Now vindicated after a case that might well have been billed as Johnny Depp versus Amber Heard, it was on her word that the Sun had relied during 16 days in which the relative absence of other witnesses had been marked.
It was a role not without cost – particularly when it came to the onslaught from the best legal team Depp’s money could hire.
“She was accused of making an elaborate hoax which has been said to be false. So I think the way in which she was secondarily abused in the courtroom is an issue which will be studied for years to come,” said Mark Stephens, a partner at Howard Kennedy and expert in reputation management.
But as some former acquaintances remained silent – or dropped away from plans to support her before the trial – Heard, 34, had also been the target of particular pressure, and worse, outside of court.
Ending a week of giving evidence, the actor said she had appeared in court because “every day more and more attacks were coming out accusing me of being a liar and forcing me to be in a position where at some point I would need to speak against it”.
The case – brought by Depp over a 2018 article that referred to him as a “wife beater” – had always had the potential to deal grave reputational damage to all concerned.
Unlike him, however, she was given a police escort because of threats from Depp’s fans and was at one stage the focus of a digital banner on a lorry outside the high court bearing the slogan: “Ditch the witch.”
The stunt by the Fathers4Justice group was greeted with delight by members of the army of Depp fans who have traded blows online with supporters of Heard. They vented their anger at the actor, who has submitted details of 14 occasions during their marriage when she claims her then husband assaulted her. In 12 out of the 14 incidents of assault reported by Heard in open court, the judge said he found the allegations proved on the balance of probabilities.
More seriously – say sources close to Heard – both she and her sister Whitney have received anonymous death threats. Harassing messages were also sent to the chambers of Jennifer Robinson, the human rights lawyer whose clients include Julian Assange and who attended court with Heard, alongside Heard’s partner, Bianca Butti, and a US attorney, Elaine Bredehoft.
Other voices, while not aligned specifically with Heard, had spoken up outside of court, such as the Labour frontbench MP Jess Phillips, who voiced concern about what she had read in coverage “that seems to be a character assassination of Heard, leaning too far, in my opinion, towards the old tropes about domestic abuse that campaigners like me have tried for years to combat”.
But there had been setbacks as others dropped away.
One loss has been friend Amanda de Cadenet, who withdrew from plans to testify after listening to audio tapes in which she said she had heard Heard being verbally abusive to Depp.
De Cadenet made a statement in the US that she “felt she had been misled by Miss Heard in relation to Miss Heard’s account of her relationship with Mr Depp and the violence between them”, which was read out in court.
And during the trial evidence that questioned Heard’s credibility and character was heard in court. Cutting testimony came, for example, from a housekeeper employed by Depp and a manager of his private island in the Caribbean.

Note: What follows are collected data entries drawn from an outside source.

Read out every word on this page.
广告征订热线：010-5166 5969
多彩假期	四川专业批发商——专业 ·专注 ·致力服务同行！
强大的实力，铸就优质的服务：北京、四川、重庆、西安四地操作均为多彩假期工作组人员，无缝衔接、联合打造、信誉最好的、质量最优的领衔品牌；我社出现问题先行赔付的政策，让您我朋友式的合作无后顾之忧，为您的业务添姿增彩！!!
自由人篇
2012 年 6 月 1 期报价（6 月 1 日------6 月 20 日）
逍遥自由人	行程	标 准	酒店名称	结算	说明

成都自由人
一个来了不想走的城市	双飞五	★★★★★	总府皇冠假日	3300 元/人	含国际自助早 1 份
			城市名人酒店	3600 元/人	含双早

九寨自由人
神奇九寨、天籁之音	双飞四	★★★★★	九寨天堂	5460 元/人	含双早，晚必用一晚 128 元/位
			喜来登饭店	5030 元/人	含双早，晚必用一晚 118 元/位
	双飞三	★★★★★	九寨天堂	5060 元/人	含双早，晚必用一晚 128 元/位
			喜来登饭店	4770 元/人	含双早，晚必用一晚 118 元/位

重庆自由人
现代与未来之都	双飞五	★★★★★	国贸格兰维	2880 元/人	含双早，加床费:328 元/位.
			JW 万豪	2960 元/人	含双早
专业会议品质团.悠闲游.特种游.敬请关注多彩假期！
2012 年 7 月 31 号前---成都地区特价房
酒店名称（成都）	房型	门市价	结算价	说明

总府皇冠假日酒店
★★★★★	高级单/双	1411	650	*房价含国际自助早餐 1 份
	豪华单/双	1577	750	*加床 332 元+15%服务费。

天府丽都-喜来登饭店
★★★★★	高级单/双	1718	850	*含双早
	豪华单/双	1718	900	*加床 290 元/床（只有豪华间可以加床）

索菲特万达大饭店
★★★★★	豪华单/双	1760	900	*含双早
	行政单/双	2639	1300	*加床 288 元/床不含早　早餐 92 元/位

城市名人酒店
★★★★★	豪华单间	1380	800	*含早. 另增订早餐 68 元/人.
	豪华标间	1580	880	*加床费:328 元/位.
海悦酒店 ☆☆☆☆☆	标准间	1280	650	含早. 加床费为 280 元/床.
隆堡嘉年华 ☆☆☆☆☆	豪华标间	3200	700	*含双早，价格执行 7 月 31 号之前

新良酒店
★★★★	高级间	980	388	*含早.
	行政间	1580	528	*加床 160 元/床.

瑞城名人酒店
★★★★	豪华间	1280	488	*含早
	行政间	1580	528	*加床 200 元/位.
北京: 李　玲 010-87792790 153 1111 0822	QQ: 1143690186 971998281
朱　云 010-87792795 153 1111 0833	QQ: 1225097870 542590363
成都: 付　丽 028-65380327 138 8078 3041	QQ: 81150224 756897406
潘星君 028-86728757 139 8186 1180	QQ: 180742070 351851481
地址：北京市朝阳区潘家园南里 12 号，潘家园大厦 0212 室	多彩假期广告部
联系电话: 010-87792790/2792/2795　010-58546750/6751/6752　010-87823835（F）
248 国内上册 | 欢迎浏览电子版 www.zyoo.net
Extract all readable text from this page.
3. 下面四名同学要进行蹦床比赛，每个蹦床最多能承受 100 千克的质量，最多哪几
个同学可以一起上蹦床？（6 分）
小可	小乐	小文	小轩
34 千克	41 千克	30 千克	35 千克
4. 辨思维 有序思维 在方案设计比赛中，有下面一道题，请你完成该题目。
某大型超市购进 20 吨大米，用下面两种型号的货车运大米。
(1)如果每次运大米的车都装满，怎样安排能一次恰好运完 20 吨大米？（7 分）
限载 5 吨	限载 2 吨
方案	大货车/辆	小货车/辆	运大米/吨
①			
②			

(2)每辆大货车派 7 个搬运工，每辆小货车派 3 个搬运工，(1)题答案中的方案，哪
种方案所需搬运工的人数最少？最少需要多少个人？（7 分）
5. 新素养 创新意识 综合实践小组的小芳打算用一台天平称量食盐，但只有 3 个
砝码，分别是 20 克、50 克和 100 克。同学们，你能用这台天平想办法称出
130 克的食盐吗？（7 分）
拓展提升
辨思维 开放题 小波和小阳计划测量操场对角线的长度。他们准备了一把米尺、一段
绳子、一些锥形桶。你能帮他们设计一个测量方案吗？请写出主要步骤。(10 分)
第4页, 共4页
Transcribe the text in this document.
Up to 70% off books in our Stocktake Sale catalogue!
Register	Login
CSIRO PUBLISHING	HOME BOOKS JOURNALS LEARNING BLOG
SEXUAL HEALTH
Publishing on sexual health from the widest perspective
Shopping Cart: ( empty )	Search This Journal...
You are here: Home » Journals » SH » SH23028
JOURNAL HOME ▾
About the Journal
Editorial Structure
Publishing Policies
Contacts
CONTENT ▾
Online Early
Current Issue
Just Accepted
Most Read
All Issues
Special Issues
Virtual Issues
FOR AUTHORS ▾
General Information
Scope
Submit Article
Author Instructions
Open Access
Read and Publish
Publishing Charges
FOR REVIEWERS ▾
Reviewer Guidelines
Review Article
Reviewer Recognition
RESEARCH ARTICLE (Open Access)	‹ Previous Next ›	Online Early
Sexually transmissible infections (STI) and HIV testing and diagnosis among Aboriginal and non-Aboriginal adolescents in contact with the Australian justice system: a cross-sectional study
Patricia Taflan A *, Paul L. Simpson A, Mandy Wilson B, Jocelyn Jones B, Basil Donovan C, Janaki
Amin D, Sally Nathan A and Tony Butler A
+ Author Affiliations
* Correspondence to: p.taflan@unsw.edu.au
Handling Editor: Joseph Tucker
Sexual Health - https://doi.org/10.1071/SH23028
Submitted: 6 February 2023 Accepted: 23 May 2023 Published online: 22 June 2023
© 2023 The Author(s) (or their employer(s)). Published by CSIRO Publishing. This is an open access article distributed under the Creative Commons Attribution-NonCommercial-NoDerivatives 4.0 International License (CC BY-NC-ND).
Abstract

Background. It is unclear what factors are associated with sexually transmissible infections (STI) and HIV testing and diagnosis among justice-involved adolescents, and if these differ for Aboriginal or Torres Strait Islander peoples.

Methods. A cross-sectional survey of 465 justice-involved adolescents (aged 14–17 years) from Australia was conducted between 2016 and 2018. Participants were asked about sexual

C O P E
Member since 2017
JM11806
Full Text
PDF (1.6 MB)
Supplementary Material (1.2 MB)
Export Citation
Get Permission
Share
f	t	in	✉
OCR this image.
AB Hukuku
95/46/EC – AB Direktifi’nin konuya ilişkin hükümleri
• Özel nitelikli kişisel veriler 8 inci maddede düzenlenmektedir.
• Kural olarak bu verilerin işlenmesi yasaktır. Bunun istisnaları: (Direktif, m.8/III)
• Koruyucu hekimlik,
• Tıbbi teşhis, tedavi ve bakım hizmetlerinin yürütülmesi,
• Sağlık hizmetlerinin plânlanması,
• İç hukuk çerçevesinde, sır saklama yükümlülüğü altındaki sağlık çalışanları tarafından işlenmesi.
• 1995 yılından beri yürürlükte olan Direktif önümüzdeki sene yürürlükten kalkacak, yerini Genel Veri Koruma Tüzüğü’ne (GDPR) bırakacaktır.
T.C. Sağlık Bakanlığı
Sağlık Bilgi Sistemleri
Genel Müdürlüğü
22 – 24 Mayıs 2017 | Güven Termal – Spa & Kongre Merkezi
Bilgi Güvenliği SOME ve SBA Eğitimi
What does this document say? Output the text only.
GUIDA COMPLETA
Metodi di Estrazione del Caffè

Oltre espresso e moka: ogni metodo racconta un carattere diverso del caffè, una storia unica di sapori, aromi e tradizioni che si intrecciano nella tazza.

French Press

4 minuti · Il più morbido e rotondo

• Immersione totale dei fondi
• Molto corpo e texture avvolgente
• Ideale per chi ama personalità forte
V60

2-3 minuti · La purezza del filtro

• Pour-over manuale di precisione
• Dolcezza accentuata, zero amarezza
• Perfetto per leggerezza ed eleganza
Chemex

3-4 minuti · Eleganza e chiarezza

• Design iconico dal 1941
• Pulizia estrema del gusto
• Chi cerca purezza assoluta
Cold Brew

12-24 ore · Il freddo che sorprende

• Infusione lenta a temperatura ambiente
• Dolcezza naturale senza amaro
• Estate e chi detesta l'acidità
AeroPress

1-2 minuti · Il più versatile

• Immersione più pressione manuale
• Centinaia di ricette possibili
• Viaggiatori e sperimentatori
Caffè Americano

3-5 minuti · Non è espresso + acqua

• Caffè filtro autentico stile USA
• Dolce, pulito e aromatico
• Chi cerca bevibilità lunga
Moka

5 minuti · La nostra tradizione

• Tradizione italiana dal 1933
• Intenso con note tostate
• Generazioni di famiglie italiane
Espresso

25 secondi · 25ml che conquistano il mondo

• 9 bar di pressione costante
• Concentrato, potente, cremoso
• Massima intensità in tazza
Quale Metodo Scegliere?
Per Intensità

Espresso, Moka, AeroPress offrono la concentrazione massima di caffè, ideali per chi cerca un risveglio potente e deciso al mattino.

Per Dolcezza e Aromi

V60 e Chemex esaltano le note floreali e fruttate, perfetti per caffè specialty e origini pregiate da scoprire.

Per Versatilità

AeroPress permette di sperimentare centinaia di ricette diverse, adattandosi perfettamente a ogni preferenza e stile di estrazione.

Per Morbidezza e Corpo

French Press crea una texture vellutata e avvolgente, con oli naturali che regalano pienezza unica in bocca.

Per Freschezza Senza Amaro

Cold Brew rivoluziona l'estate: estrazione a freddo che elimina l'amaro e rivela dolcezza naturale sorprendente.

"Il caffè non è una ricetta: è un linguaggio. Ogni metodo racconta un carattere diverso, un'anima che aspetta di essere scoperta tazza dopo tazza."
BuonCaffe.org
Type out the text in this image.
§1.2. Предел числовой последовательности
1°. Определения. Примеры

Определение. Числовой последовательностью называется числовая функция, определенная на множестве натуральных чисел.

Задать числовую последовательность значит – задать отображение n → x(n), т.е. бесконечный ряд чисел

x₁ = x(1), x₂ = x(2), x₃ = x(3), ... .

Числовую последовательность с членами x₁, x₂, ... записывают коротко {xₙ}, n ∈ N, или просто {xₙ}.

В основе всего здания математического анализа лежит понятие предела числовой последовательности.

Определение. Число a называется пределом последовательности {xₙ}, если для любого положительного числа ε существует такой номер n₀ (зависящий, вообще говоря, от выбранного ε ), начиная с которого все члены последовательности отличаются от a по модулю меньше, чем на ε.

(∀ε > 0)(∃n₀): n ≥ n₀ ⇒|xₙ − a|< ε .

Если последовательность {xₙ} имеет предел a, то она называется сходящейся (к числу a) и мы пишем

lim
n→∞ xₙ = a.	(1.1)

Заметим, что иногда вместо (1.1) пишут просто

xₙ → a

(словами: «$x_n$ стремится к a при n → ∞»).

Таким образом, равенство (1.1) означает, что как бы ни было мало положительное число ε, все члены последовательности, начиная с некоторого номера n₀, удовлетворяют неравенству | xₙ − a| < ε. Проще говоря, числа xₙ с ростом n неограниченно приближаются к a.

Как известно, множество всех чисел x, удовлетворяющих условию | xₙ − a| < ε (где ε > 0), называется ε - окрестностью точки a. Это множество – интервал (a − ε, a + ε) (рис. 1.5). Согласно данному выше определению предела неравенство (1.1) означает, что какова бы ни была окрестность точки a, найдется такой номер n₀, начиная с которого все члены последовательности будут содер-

Potentially even more damaging, and coming not from a witness who might be dismissed as being in hock to Depp, was the evidence from Heard’s former personal assistant Kate James, who accused the actor of stealing her own experience of being a victim of sexual violence and twisting it into a different story.
Then again, the one-time couple went into the trial on a less than equal footing. While Depp has loomed large in popular culture – evolving from the teen idol of 21 Jump Street to a figure with some artistic credibility – Heard was less well known.
By her own account, she parted with the Catholicism of her Texan childhood at six and declared herself an agnostic after a friend died in a car crash. Later, she threw herself into activism against sexual violence and for LGBTQ+ rights.
“Everyone said there has never been another working actress who did this, a female lead – you will lose everything,” Heard said of her decision to come out as bisexual in 2010.
As the trial drew to a close, Heard elaborated on her reticence which she said she had put aside in order to testify, telling the court: “I didn’t want to expose the totality of what really happened to me. I didn’t want to tell everybody what happened in our relationship, in our marriage. I didn’t want to put Johnny in the situation where the world and his kids knew everything he did.”
Asked by Sasha Wass QC, counsel for the Sun, whether her account was an “elaborate hoax” and how she benefited from speaking out, Heard said: “What woman has ever benefited from being the victim of domestic violence in her own story?”